Principal Investigator: Phillip Barnette
Keywords: COG , T cell ALL , T cell Lymphoblastic Lymphoma Department: Pediatric Administration
IRB Number: 00077499
Specialty: Oncology
Sub Specialties:
Recruitment Status: Recruiting

Contact Information

Jennifer Craig

Brief Summary

Primary Aims

To compare (event free survival) EFS in patients with newly diagnosed T-ALL and T-LLy who are randomized to a modified ABFM backbone versus bortezomib plus the modified ABFM backbone.

Secondary Aims

To determine the safety and feasibility of modifying standard therapy for T-ALL and T-LLy based on the results of UKALL 2003, which includes a dexamethasone-based Induction, additional doses of pegaspargase (PEG-ASP) during Induction and Delayed Intensification (DI), and dexamethasone pulses during Maintenance therapy

To determine if prophylactic (presymptomatic) cranial radiation therapy (CRT) can be safely and effectively eliminated in the 85-90% of T-ALL patients classified as standard or intermediate risk.

To determine the proportion of EOC MRD ≥ 0.1% T-ALL patients who become MRD negative
(undetectable by flow cytometry) after intensification of chemotherapy, using three high risk (HR)
BFM blocks, and to compare EFS between the patients who become MRD negative after the three HR BFM
blocks and continue on chemotherapy with those who continue to have detectable MRD and are eligible
for other treatment strategies, including hematopoietic stem cell transplant (HSCT). Similarly, to
compare the EFS between very high risk (Induction failure) T-LLy patients treated with HR BFM
intensification blocks who have partial or complete response (PR or CR) with those who do not
respond (NR).

Correlative Aims
To investigate the prognostic significance of Day 29 BM MRD in T-LLy patients.

To determine if protein expression patterns can predict bortezomib response and drug
resistance in T-ALL

To analyze and target relevant signaling pathways in T-ALL blasts, focusing on Early T
cell Precursor (ETP) ALL

Inclusion Criteria


a. Classification Study:

• T-ALL: T-ALL patients must be enrolled on AALL08B1 or Project: Every Child (APEC14B1, if open for the classification of ALL patients) prior to treatment and enrollment on AALL1231.

b. Age at Diagnosis: All patients must be > 1 and < 31 years of age.

c. Diagnosis: Patients must have newly diagnosed T-Lymphoblastic Leukemia (T-ALL) or

T-Lymphoblastic Lymphoma (T-LLy) Stages II-IV). .

d. Informed consent: All patients and/or their parents or legal guardians must sign a written

informed consent. Assent, when appropriate, will be obtained according to institutional guidelines

Exclusion Criteria

With the approval of Amendment 3, "pretreatment with hydroxyurea" is a caveat to the exclusion criteria of prior therapy. Additionally, steroid pretreatment has an added exception. Patients may have a single dose of dexamethasone used during sedation to prevent or treat airway edema prior to initiating treatment on this study.  

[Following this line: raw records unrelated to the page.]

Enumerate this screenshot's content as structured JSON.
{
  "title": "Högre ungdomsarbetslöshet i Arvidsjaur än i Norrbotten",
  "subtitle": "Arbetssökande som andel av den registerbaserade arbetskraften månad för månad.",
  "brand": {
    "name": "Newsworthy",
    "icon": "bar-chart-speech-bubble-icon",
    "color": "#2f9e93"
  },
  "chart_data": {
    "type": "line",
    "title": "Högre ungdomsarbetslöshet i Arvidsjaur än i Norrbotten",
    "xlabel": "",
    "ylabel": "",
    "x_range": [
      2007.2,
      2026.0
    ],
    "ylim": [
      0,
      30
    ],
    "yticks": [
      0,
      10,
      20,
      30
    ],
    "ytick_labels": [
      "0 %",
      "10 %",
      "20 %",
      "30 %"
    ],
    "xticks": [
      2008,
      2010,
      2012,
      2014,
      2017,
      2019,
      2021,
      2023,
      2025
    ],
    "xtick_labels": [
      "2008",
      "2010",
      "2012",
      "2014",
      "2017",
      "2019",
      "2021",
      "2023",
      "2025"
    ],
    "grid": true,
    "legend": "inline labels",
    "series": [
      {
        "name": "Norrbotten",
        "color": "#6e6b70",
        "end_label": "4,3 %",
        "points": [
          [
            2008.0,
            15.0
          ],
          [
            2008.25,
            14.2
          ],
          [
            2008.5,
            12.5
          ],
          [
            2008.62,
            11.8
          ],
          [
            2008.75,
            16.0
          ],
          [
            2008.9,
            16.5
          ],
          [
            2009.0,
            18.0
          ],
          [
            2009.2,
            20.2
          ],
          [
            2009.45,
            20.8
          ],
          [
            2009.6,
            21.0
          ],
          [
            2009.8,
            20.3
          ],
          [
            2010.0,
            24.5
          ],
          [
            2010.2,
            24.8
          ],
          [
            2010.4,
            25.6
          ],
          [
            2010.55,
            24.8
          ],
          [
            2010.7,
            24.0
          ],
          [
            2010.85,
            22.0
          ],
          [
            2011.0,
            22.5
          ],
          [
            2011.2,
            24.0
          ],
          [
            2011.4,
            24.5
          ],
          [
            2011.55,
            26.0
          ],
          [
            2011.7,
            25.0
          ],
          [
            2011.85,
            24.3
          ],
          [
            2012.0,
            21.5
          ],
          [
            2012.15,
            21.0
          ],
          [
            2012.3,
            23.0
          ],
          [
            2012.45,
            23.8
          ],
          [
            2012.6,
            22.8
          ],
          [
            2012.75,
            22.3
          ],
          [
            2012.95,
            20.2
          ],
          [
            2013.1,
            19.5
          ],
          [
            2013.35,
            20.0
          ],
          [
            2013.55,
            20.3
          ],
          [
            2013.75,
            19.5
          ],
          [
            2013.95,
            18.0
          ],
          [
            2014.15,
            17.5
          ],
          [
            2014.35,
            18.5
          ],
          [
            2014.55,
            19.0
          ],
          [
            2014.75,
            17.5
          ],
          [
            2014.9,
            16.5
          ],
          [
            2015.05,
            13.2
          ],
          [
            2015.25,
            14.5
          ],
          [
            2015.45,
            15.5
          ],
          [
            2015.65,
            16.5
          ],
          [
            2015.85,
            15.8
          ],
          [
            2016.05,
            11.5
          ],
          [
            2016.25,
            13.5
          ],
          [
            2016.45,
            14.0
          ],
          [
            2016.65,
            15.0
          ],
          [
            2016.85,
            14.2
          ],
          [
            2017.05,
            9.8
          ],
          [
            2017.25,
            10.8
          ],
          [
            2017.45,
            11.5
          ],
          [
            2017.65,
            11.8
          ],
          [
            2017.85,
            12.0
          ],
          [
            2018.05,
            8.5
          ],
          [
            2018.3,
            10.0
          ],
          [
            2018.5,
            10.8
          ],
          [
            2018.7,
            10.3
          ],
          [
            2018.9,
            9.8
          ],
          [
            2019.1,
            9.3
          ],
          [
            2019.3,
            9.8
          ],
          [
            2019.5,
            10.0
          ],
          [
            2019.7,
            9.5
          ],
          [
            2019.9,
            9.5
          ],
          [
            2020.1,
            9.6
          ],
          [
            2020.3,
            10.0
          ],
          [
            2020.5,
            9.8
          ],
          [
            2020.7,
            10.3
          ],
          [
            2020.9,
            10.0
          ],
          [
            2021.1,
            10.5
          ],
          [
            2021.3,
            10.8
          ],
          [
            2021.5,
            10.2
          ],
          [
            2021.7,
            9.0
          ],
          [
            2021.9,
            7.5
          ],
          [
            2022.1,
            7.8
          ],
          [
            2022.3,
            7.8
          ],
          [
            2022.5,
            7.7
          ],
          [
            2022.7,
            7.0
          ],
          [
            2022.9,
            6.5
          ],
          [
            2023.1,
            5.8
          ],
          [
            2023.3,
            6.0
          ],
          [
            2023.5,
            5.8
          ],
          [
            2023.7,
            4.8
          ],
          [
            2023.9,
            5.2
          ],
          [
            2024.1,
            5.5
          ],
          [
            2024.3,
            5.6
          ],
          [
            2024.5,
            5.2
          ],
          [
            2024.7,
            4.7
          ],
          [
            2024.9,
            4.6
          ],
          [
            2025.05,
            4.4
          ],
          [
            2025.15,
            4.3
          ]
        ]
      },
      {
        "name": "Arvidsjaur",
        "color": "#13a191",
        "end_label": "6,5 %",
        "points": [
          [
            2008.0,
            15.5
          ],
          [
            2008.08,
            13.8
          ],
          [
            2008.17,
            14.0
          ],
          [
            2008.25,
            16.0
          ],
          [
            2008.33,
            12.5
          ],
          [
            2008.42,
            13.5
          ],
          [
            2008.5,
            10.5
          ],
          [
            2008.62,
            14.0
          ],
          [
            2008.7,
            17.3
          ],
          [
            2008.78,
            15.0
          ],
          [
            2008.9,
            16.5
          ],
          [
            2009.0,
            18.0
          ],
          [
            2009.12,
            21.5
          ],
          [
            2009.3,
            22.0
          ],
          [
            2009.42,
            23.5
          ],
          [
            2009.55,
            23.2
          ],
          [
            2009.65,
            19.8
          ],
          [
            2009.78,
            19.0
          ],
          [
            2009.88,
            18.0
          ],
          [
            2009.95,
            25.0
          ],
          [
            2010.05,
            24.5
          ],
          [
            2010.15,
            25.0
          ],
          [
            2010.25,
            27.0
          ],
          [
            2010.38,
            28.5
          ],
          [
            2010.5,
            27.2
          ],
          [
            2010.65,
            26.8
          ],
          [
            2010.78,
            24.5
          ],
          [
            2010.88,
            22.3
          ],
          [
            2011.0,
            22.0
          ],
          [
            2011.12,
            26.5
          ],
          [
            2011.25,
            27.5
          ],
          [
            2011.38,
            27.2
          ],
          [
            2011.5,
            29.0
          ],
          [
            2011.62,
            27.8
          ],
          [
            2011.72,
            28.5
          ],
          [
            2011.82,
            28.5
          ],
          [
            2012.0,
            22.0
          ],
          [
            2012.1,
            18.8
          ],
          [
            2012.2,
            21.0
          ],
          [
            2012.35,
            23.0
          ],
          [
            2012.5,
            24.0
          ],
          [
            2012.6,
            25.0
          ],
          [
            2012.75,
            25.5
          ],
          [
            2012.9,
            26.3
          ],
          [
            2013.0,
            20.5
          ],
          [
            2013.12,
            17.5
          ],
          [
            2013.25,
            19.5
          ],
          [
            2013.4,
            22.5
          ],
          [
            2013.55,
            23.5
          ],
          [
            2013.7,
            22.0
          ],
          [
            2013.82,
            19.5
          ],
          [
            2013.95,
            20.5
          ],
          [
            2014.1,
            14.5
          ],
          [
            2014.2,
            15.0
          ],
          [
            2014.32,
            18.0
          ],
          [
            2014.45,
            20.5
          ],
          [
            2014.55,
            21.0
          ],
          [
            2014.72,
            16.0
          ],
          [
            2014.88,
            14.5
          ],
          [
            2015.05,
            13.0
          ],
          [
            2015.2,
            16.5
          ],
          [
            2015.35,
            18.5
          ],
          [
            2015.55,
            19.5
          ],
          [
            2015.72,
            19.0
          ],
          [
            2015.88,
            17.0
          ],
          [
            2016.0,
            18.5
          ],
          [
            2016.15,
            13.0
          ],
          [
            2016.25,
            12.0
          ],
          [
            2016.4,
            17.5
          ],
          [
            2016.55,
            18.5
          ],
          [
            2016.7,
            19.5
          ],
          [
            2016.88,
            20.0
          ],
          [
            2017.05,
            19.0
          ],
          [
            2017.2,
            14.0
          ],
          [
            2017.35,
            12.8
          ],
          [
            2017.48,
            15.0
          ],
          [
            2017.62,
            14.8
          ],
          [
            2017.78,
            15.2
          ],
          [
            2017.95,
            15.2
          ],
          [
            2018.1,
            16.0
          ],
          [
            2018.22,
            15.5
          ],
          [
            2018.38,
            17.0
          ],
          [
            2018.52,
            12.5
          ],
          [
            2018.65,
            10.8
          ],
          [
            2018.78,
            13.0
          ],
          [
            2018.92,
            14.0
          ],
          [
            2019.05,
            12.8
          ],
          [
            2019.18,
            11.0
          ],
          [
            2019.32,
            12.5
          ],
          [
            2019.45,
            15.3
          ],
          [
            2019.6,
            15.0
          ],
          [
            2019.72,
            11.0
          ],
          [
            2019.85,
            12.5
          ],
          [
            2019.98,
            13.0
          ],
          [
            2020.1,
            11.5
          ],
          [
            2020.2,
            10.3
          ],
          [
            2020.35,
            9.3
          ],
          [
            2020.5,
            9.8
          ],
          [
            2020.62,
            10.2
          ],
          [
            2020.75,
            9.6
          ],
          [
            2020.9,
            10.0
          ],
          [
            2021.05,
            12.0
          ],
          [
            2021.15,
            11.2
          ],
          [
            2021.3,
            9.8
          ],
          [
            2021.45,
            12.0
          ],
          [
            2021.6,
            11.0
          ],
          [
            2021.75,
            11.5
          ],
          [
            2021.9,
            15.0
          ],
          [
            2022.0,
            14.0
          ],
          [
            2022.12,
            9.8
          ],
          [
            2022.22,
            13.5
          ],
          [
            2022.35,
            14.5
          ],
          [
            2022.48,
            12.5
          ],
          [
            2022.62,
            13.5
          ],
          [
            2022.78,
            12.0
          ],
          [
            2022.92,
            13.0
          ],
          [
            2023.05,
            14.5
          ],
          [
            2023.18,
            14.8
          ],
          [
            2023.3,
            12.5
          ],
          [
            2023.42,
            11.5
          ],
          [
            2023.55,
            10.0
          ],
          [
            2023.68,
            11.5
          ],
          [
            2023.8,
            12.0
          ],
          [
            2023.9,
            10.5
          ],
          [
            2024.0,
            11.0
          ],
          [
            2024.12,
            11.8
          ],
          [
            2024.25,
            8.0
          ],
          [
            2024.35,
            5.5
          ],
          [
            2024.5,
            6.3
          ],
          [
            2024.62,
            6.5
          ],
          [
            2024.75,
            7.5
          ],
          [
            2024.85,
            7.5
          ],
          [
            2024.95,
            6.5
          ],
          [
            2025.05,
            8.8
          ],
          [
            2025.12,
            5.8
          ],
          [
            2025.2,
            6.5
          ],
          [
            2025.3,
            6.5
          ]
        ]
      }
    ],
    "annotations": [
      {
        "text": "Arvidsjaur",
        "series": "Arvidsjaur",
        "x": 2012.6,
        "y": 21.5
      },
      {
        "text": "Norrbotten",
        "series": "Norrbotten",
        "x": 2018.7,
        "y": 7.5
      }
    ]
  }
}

Prior Therapy: Patients must not have received any cytotoxic chemotherapy for either the current diagnosis of T-ALL, T-L-Ly or for any cancer diagnosis prior to the initiation of protocol therapy on AALL1231, with the exception of:

• Steroid pretreatment [60mg/m2/day prednisone (or 48 mg/m2/day of methylprednisolone) for ≤ 120 (5 days) hours in the 7 days prior to initiating Induction chemotherapy or for 336 hours (14 days) in the 28 days prior to initiating Induction chemotherapy]. Prior exposure to ANY steroids that occurred > 28 days before the initiation of protocol therapy does not affect eligibility. 

• Intrathecal cytarabine; or

• 600 cGy of chest irradiation, if medically necessary.

Pre-treatment with dexamethasone in the 28 days prior to initiation of protocol therapy is not allowed. Inhalation steroids and topical steroids are not considered pretreatment.

b. Peripheral neurotoxicity: Pre-existing ≥ grade 2 sensory or motor peripheral neurotoxicity.

c. Seizures disorder: Uncontrolled seizure disorder

d. Diagnosis of Down syndrome (Trisomy 21)

e. Patients who are pregnant since fetal toxicities and teratogenic effects have been noted for several of the study drugs. A pregnancy test is required for female patients of childbearing potential.

f. Lactating females who plan to breastfeed.

g. Sexually active patients of reproductive potential who have not agreed to use an effective contraceptive method for the duration of their study participation.

h Patient has hypersensitivity to bortezomib, boron, or mannitol.

i Serious medical or psychiatric illness likely to interfere with participation in this clinical study.

j Participation in clinical trials with other investigational agents not included in this trial, within 14 days of the start of this trial and within 30 days of any dose of bortezomib.